De Grey estimait vers 2007 qu’il faudrait environ 15 ans pour commencer à réverser le vieillissement. Il est temps de se dépêcher pour remplir le programme. Mais surtout, si des progrès pouvaient être faits dans le sens d’un ralentissement du vieillissement, ce qui n’est pas exclu, c’est loin d’être grâce au développement de l’un des programmes décrits dans SENS.

Le programme SENS est-il de la pseudoscience ?

Craig Venter, le généticien très connu qui inspira à Spielberg le millionnaire à l’origine de Jurassic Parc, résumait l’état des débats sur De Grey en 2005 : personne n’a démontré que le programme de De Grey ne mérite pas d’être discuté. Mais les défenseurs de SENS ne l’ont pas non plus rendu convaincant pour autant.

Une raison majeure fait du programme SENS une entité difficile à identifier dans le monde scientifique : ce n’est pas une théorie, réfutable par des faits, mais un programme d’ingénierie, dont on peut seulement parier sur les chances de succès. Peu de biologistes parieraient sur ce programme dans son intégralité, tant certains programmes paraissent fantaisistes. Mais il suffit à ce programme d’ensemble de mettre à jour les différents programmes particuliers qui le composent, pour échapper à la caducité.

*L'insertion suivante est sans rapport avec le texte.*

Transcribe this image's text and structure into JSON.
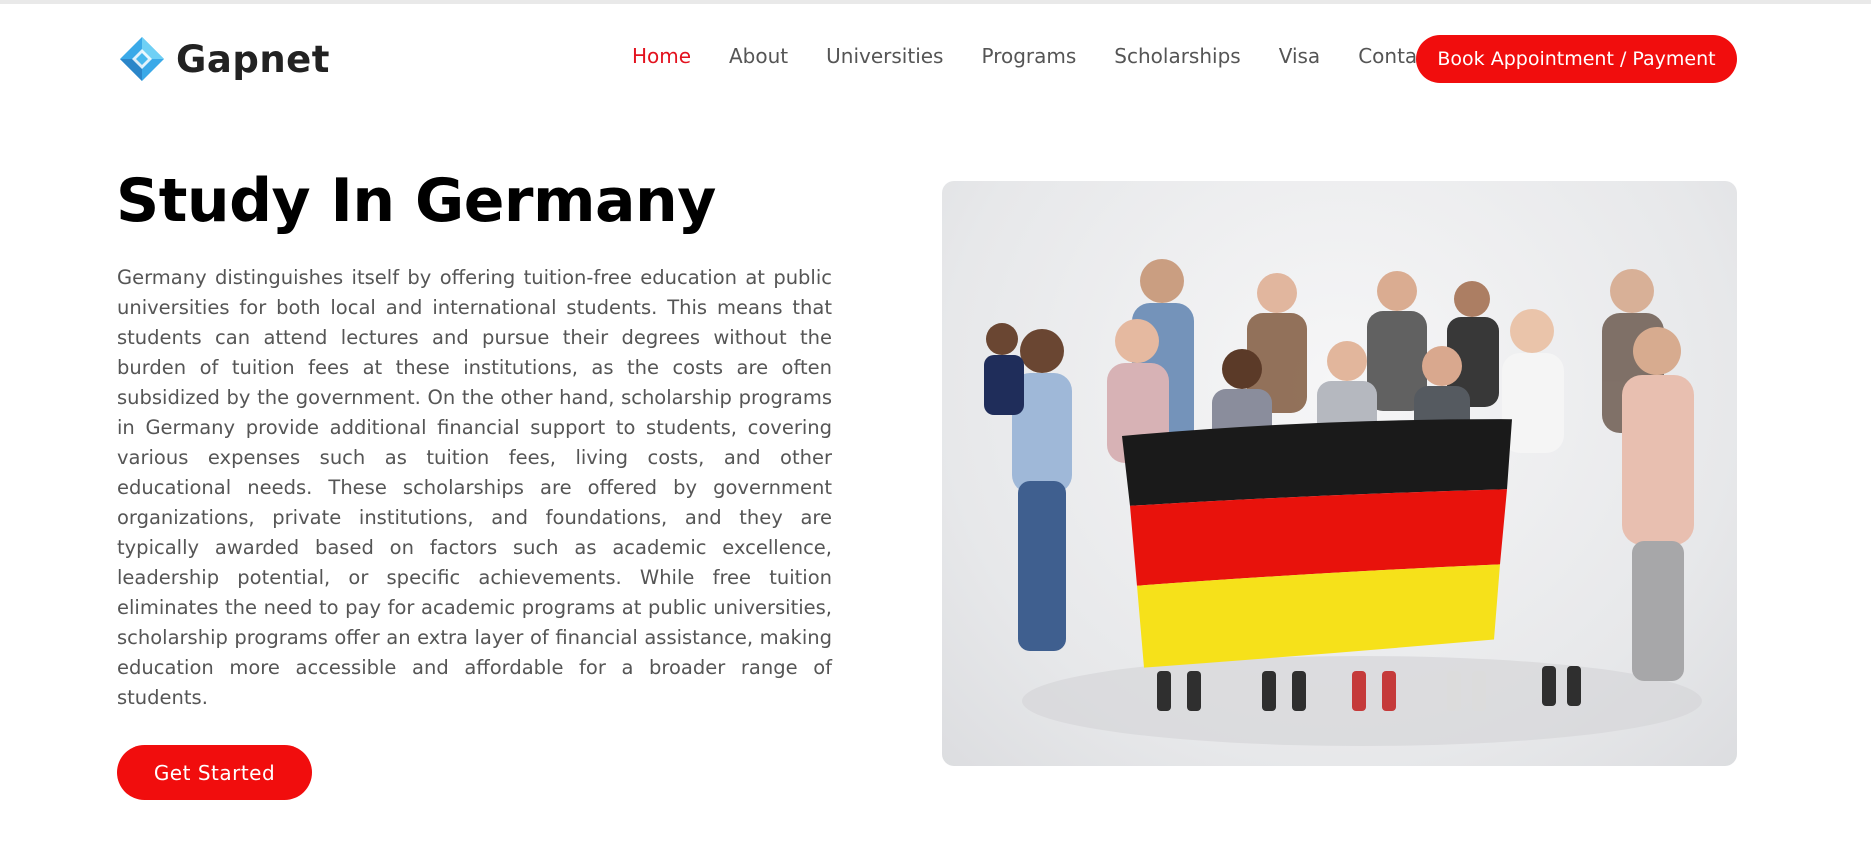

La question est complexe. Se demande-t-on s’il est possible de transférer 13 gènes de l’ADN mitochondrial à l’ADN nucléaire dans toutes les cellules d’un organisme ? Se demande-t-on quelles seraient les effets secondaires d’une inhibition de l’activité des télomérases sur l’intégralité de l’organisme ? Se demande-t-on si ces actions radicales produiraient effectivement les effets escomptés ? Ou bien se demande-t-on si la liste d’actions de De Grey couvriraient bien les effets de tous les mécanismes du vieillissement ?

Telles sont les questions de détail auxquelles il est crucial de pouvoir répondre, pour répondre enfin à la seule question qui nous importe vraiment : est-il possible de rendre un individu humain biologiquement immortel ? Il serait naïf de croire répondre à cette question directement. Et l’émergence de figures exceptionnelles comme De Grey dans le champ des « gérosciences », mais aussi de figures moins hautes en couleurs, mais beaucoup plus nombreuses et beaucoup moins « visionnaires », nous oblige à poser la question.